DESKRIPSI : Ibu rumah tangga sering jadi pahlawan tanpa pengakuan. Minim validasi dari pasangan dan keluarga bisa menyakitkan. Artikel ini mengajak kita merenung, bukan menghakimi.

CHARACTER LEARNING – Aku pernah berdiri di dapur sambil menahan tangis. Bukan karena luka fisik, tapi karena luka hati. Hari itu aku menyiapkan sarapan, membereskan rumah, menemani anak belajar, memasak makan siang, mencuci, menyetrika—semua dari pagi sampai malam. Tapi ketika suami pulang, tak satu pun kalimat apresiasi terlontar.

Yang ada justru komentar,
“Tadi belum sempat bersihin ruang tamu ya? Kok masih berantakan?”

Aku tidak marah. Tapi aku lelah. Dan sayangnya, rasa lelah itu tak punya tempat untuk istirahat, apalagi dipahami.

Saat Kita Tak Dianggap “Bekerja”

Sebagai ibu rumah tangga, aku tidak punya slip gaji. Aku tidak mendapat promosi. Tidak ada KPI. Tapi bukan berarti aku tidak bekerja. Kenyataannya, aku “bekerja” nyaris 24 jam sehari, tujuh hari seminggu. Bahkan saat malam hari pun, tubuhku siaga kalau anak terbangun atau sakit.

Tapi pekerjaan ini sering kali tak dianggap sebagai kerja. Karena dilakukan di rumah. Karena tidak menghasilkan uang. Karena dianggap sebagai “kewajiban alami” seorang ibu.
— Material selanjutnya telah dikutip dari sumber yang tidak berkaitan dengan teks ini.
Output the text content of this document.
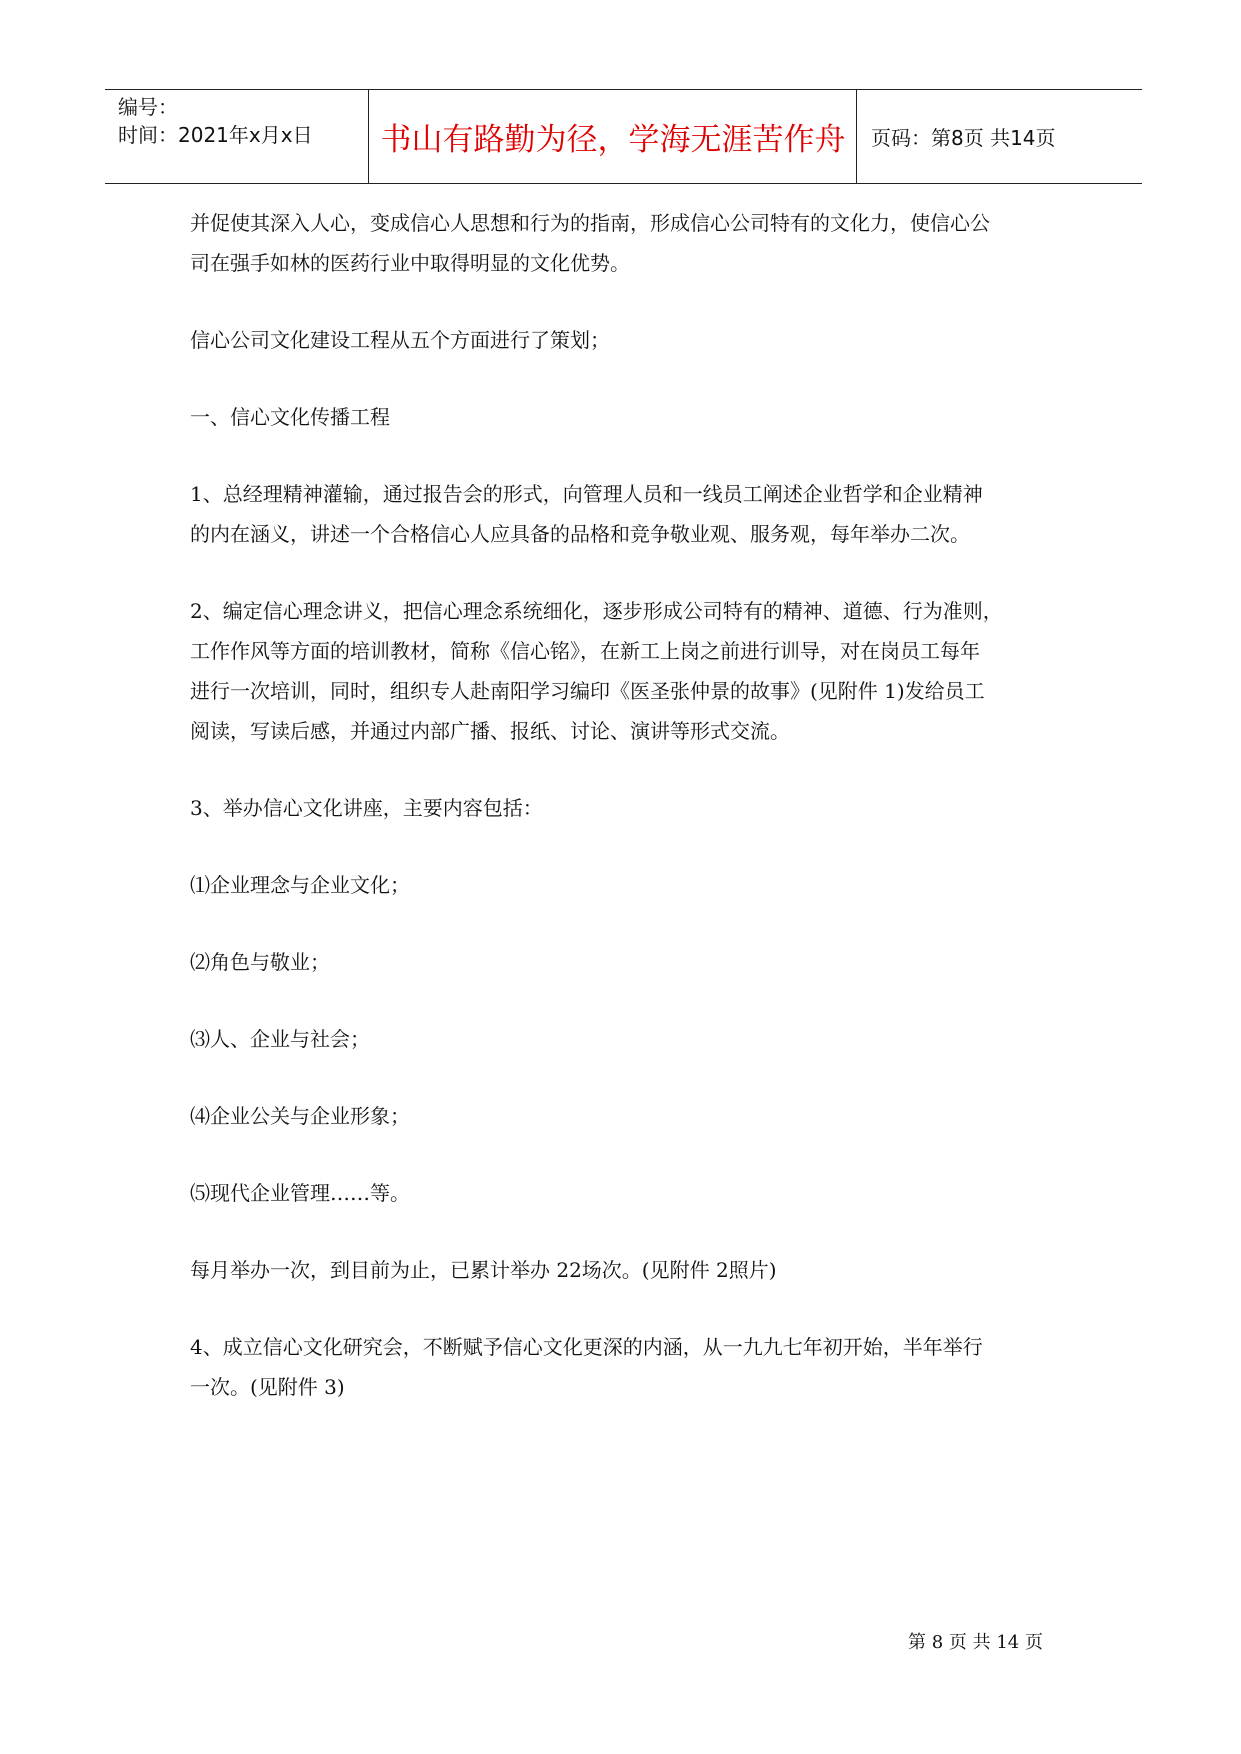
编号：
时间：2021年x月x日	书山有路勤为径，学海无涯苦作舟	页码：第8页 共14页
并促使其深入人心，变成信心人思想和行为的指南，形成信心公司特有的文化力，使信心公
司在强手如林的医药行业中取得明显的文化优势。
信心公司文化建设工程从五个方面进行了策划；
一、信心文化传播工程
1、总经理精神灌输，通过报告会的形式，向管理人员和一线员工阐述企业哲学和企业精神
的内在涵义，讲述一个合格信心人应具备的品格和竞争敬业观、服务观，每年举办二次。
2、编定信心理念讲义，把信心理念系统细化，逐步形成公司特有的精神、道德、行为准则，
工作作风等方面的培训教材，简称《信心铭》，在新工上岗之前进行训导，对在岗员工每年
进行一次培训，同时，组织专人赴南阳学习编印《医圣张仲景的故事》(见附件 1)发给员工
阅读，写读后感，并通过内部广播、报纸、讨论、演讲等形式交流。
3、举办信心文化讲座，主要内容包括：
⑴企业理念与企业文化；
⑵角色与敬业；
⑶人、企业与社会；
⑷企业公关与企业形象；
⑸现代企业管理……等。
每月举办一次，到目前为止，已累计举办 22场次。(见附件 2照片)
4、成立信心文化研究会，不断赋予信心文化更深的内涵，从一九九七年初开始，半年举行
一次。(见附件 3)
第 8 页 共 14 页
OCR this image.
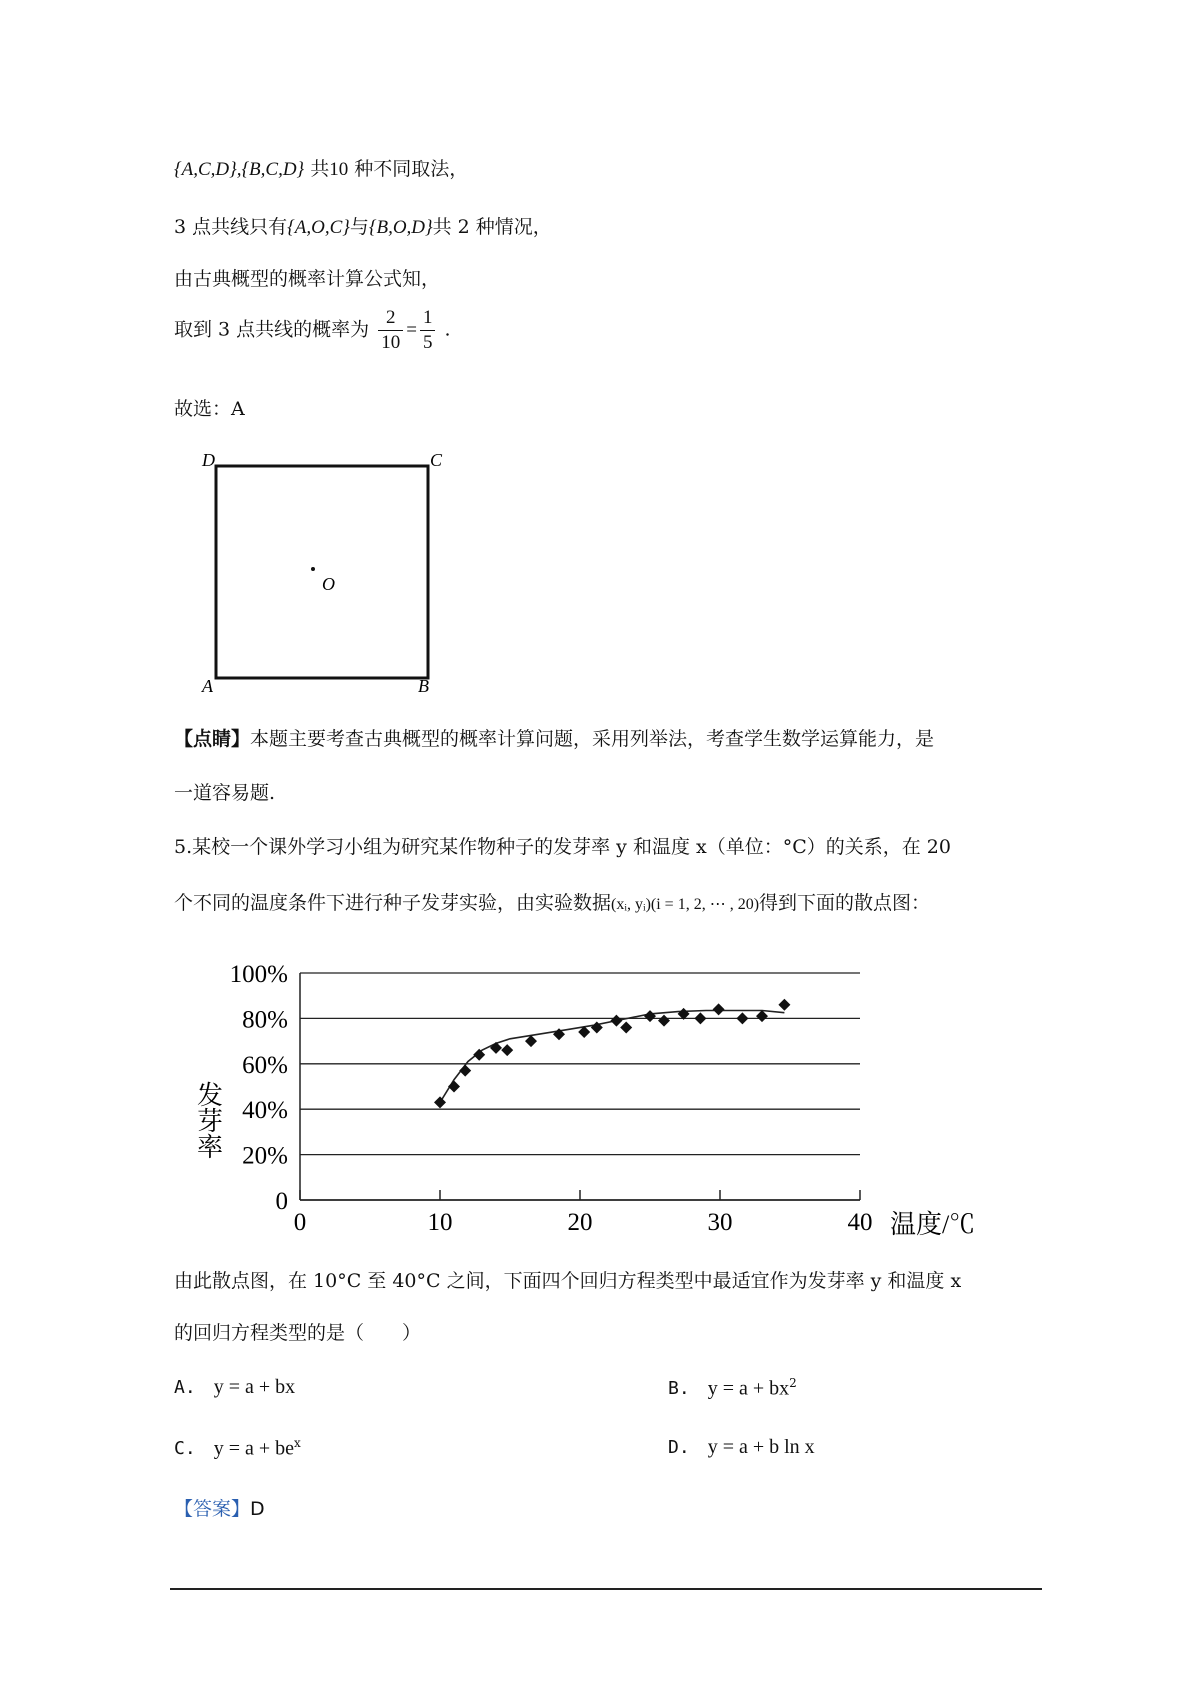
{A,C,D},{B,C,D} 共10 种不同取法，
3 点共线只有{A,O,C}与{B,O,D}共 2 种情况，
由古典概型的概率计算公式知，
取到 3 点共线的概率为 $\frac{2}{10} = \frac{1}{5}$ .
故选：A
D	C
A	B
O
【点睛】本题主要考查古典概型的概率计算问题，采用列举法，考查学生数学运算能力，是
一道容易题.
5.某校一个课外学习小组为研究某作物种子的发芽率 y 和温度 x（单位：°C）的关系，在 20
个不同的温度条件下进行种子发芽实验，由实验数据(xᵢ, yᵢ)(i = 1, 2, ⋯ , 20)得到下面的散点图：
0
20%
40%
60%
80%
100%
0	10	20	30	40
发芽率
温度/℃
由此散点图，在 10°C 至 40°C 之间，下面四个回归方程类型中最适宜作为发芽率 y 和温度 x
的回归方程类型的是（　　）
A. y = a + bx	B. $y = a + bx^2$
C. $y = a + be^x$	D. y = a + b ln x
【答案】D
Dan itu yang menyakitkan: ketika apa yang kita kerjakan setiap hari tidak dianggap layak diberi pengakuan. Bahkan oleh orang-orang terdekat.

Minim Validasi Bisa Mengikis Diri Sendiri

Awalnya aku mencoba kuat. Kubisikkan ke diri sendiri,
“Nggak apa-apa. Yang penting anak-anak sehat. Rumah beres.”
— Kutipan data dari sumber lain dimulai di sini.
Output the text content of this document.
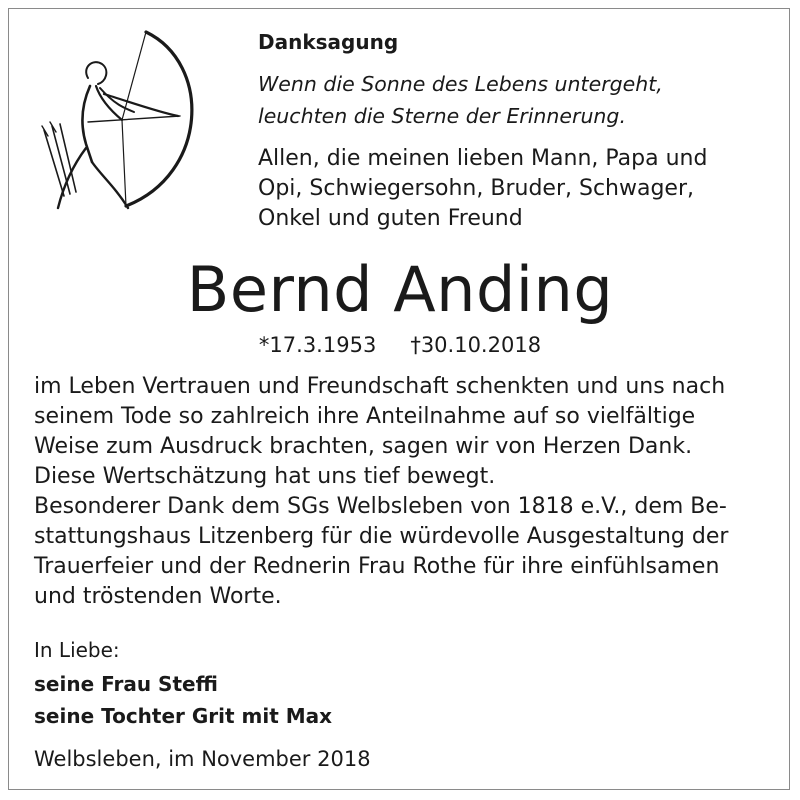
Danksagung

Wenn die Sonne des Lebens untergeht,
leuchten die Sterne der Erinnerung.

Allen, die meinen lieben Mann, Papa und
Opi, Schwiegersohn, Bruder, Schwager,
Onkel und guten Freund

Bernd Anding

*17.3.1953 †30.10.2018

im Leben Vertrauen und Freundschaft schenkten und uns nach
seinem Tode so zahlreich ihre Anteilnahme auf so vielfältige
Weise zum Ausdruck brachten, sagen wir von Herzen Dank.
Diese Wertschätzung hat uns tief bewegt.
Besonderer Dank dem SGs Welbsleben von 1818 e.V., dem Be-
stattungshaus Litzenberg für die würdevolle Ausgestaltung der
Trauerfeier und der Rednerin Frau Rothe für ihre einfühlsamen
und tröstenden Worte.

In Liebe:

seine Frau Steffi
seine Tochter Grit mit Max

Welbsleben, im November 2018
Tapi lama-lama, aku merasa kosong. Aku mulai bertanya:
“Apa aku cukup?”
“Apa semua ini ada harganya?”

Validasi bukan soal mencari pujian berlebihan. Tapi tentang merasa dilihat, dihargai, dan diakui keberadaannya. Bahkan manusia paling kuat pun butuh itu. Apalagi ibu rumah tangga, yang sering kali merasa sendiri dalam keramaian rumah.

Dari Pasangan yang Tidak Peka

Tidak semua suami jahat atau cuek. Banyak dari mereka hanya… tidak tahu. Tidak terbiasa memberikan apresiasi. Tidak memahami bahwa kita butuh diakui, bukan sekadar dibantu.
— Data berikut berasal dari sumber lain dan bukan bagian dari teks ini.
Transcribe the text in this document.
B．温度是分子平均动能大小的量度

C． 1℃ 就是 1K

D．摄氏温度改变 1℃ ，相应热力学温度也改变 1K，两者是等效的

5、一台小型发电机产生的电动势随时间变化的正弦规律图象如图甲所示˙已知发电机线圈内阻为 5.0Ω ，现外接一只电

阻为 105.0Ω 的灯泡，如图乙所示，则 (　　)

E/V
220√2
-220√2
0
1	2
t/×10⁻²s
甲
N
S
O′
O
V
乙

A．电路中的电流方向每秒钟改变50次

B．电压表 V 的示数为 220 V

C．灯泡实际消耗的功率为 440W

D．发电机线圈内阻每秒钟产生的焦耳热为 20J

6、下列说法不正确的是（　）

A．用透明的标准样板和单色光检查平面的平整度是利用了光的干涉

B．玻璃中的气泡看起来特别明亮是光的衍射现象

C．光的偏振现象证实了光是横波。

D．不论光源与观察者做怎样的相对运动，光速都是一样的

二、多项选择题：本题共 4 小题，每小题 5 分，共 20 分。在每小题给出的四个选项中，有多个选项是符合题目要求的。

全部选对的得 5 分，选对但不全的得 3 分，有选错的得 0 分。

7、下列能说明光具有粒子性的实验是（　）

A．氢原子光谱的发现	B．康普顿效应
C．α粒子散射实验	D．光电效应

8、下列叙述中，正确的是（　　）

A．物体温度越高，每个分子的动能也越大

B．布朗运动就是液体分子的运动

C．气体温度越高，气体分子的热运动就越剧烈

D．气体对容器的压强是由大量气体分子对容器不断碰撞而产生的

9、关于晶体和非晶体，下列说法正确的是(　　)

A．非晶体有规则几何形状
Tapi saat kepekaan itu terus absen, luka bisa mengendap jadi kecewa, bahkan jadi jarak emosional. Kita tetap berbagi rumah, tapi sudah jarang berbagi hati.

Kita mengurus rumah dan anak dengan baik, tapi merasa sendiri dalam kelelahan yang tidak pernah disapa.

Dari Keluarga yang Meremehkan

Tak jarang pula validasi itu tak hadir dari keluarga besar. Saat kumpul keluarga, aku sering dengar perbandingan:
“Si A sekarang kerja di bank, lho.”
“Si B udah naik jabatan, keren banget.”

Lalu mereka menoleh ke arahku dan berkata:
“Kalau kamu, sibuk ngurus rumah ya? Wah enak, bisa santai di rumah.”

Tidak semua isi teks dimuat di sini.